Not all the clients I have worked with have survived, but those that have gone on are still with me, albeit more quietly.
In recent years, we have had a number of clients who work and then lost their jobs either due to the economy or due to their health. A number have thought they could not continue their insurance because they could not afford it and came to see me and my team about alternatives. Not everyone has known about ADAP, (AIDS Drug Assistance Program), which will pay for private insurance. It is a flexible program that has been an integral part of accessing health care here in New York. Regardless of a client’s previous salary, if they are on unemployment, they meet ADAP’s financial criteria. We help them assess the rest of the eligibility criteria, but more often than not I am able to give good news to someone who has just received a harsh blow. ADAP is also good for a newly diagnosed person while working out next steps. Their sensitivity towards the clients has been a very useful thing in a time of concern.

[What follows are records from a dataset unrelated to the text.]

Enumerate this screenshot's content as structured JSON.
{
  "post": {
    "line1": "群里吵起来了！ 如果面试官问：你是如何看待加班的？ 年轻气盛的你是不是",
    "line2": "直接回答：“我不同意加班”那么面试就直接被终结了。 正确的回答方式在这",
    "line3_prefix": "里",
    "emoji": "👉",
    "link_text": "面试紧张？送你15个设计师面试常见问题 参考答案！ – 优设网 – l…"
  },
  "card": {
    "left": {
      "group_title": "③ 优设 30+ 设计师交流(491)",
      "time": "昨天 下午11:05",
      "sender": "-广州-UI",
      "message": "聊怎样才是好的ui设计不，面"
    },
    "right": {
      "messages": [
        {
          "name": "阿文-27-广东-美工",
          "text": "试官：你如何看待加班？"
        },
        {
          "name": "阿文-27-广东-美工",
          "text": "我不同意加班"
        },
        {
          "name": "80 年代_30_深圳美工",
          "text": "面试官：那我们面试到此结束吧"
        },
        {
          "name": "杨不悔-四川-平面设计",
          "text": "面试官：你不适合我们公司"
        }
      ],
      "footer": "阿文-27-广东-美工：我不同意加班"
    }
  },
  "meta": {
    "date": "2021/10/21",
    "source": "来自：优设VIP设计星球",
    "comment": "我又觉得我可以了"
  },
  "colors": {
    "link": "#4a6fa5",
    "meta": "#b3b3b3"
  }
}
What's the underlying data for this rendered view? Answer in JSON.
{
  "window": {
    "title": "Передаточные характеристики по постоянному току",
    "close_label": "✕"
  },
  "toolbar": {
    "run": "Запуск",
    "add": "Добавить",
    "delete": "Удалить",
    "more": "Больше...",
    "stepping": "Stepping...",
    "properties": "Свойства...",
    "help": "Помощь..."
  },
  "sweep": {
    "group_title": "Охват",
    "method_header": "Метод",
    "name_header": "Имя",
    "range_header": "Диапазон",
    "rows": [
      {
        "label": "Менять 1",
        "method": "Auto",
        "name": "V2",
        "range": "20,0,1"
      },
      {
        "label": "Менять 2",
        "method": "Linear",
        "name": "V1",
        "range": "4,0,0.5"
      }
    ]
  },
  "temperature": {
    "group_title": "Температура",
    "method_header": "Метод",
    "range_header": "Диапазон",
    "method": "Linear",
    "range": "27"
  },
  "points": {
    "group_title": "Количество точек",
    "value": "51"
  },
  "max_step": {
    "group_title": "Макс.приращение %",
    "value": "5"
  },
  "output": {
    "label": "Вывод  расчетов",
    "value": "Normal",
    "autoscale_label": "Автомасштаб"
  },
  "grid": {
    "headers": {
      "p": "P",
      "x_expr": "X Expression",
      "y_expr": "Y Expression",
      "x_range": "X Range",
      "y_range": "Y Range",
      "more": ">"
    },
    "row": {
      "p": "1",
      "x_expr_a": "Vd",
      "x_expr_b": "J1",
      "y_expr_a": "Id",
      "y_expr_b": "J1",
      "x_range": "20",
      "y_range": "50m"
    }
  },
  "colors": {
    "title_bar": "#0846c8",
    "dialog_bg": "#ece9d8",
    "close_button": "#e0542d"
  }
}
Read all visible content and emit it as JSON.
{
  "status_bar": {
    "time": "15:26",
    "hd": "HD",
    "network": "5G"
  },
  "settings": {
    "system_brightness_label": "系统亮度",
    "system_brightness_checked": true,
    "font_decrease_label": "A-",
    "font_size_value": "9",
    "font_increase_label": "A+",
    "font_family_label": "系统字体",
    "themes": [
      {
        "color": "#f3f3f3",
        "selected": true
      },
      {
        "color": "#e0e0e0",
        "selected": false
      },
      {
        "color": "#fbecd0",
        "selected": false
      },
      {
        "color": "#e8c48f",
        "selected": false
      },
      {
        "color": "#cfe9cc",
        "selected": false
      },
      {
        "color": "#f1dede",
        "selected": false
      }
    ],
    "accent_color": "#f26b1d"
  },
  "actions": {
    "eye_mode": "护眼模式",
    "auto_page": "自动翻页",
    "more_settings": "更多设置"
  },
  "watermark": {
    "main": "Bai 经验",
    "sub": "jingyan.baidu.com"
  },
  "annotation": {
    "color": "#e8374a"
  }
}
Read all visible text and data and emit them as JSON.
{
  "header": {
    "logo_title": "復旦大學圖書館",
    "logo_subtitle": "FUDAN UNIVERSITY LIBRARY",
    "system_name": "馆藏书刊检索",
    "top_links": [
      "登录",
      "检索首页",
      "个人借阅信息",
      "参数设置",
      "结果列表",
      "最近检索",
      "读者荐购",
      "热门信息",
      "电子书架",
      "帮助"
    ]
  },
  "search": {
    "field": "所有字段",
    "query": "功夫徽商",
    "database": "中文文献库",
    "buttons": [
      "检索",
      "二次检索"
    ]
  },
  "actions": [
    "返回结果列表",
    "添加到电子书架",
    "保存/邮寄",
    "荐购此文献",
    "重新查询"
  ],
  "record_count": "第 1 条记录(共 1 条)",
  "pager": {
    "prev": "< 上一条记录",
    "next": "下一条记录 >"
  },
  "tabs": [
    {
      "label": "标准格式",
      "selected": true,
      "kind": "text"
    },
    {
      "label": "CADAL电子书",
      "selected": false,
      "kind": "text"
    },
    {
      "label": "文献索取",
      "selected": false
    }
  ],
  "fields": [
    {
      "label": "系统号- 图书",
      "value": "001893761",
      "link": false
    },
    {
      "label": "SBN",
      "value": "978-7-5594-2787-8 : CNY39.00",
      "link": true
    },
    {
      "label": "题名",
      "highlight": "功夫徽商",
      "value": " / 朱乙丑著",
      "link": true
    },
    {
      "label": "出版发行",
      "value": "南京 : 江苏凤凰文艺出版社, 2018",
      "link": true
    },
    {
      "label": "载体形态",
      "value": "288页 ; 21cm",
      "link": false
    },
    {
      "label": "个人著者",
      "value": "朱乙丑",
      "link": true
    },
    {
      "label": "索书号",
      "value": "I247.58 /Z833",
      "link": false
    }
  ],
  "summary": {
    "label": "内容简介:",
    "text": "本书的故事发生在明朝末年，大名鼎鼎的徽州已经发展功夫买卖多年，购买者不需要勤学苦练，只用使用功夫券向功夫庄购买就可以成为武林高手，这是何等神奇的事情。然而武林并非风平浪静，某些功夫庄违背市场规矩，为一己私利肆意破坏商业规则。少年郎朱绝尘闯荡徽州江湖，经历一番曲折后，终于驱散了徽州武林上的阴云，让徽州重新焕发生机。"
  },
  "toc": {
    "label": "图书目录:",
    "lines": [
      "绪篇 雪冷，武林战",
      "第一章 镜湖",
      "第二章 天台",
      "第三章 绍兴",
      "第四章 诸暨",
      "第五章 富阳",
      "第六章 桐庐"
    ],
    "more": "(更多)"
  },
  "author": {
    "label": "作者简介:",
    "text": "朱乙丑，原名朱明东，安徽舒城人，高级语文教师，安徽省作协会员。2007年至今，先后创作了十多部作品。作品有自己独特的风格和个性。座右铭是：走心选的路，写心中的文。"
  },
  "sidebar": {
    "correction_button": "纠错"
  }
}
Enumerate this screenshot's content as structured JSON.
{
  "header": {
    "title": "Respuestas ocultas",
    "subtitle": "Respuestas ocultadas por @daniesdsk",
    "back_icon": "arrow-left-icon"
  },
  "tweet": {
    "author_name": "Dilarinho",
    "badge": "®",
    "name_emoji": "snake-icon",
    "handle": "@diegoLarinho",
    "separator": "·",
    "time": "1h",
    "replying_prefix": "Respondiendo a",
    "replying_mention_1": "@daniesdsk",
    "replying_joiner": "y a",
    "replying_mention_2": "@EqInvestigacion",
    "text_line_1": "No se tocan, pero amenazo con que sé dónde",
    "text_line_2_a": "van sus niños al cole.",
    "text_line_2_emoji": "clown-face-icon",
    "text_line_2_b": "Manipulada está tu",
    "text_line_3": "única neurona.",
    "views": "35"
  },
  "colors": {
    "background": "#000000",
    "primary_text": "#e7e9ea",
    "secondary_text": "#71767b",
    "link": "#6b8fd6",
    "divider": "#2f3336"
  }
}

The people we work with are learning how to survive and cope with their diagnosis while the systems around them are changing. I have had to learn as well. Medicare Part D began on January 1,2006. Medicaid Managed Care was rolled out over 10 years and now the Affordable Care Act is underway. We have learned along with our clients and created networks at other agencies, as we all try to provide services. Some of clients and I reminisce over Medicare Part D or compare it to the new changes. Again that kind of perspective provides both me and the client support. Usually we never thought that we could laugh over a difficult issue while we were experiencing it.
Now I spend a lot of time counseling people on how they can return to work without risking their benefits or causing an overpayment which is quite a development after 18 years. Full-time work may not be an option for everyone but the possibility of more education can be, which I find very rewarding.
Working here in the Advocacy Unit at GMHC has been a wonderful experience with many highs and lows. I have grown in the process, utilized unexpected skills, and further honed my “nagging wife and elder sister” qualities. The hardest thing I have had to learn is that I cannot make someone do something. I can inform and make sure that the client is aware of the options, but the choice of the next step is not mine.
Lastly, I became a member of GMHC’s Consumer Advisory Board (CAB) at their invitation which has been a major compliment that I appreciate. This group advocates for the clients’ concerns which are shared at the monthly meeting. The CAB also educates clients about upcoming changes internally and externally. The monthly meeting is an open arena to discuss issues that I as a member can participate in or learn from which allows me to grow.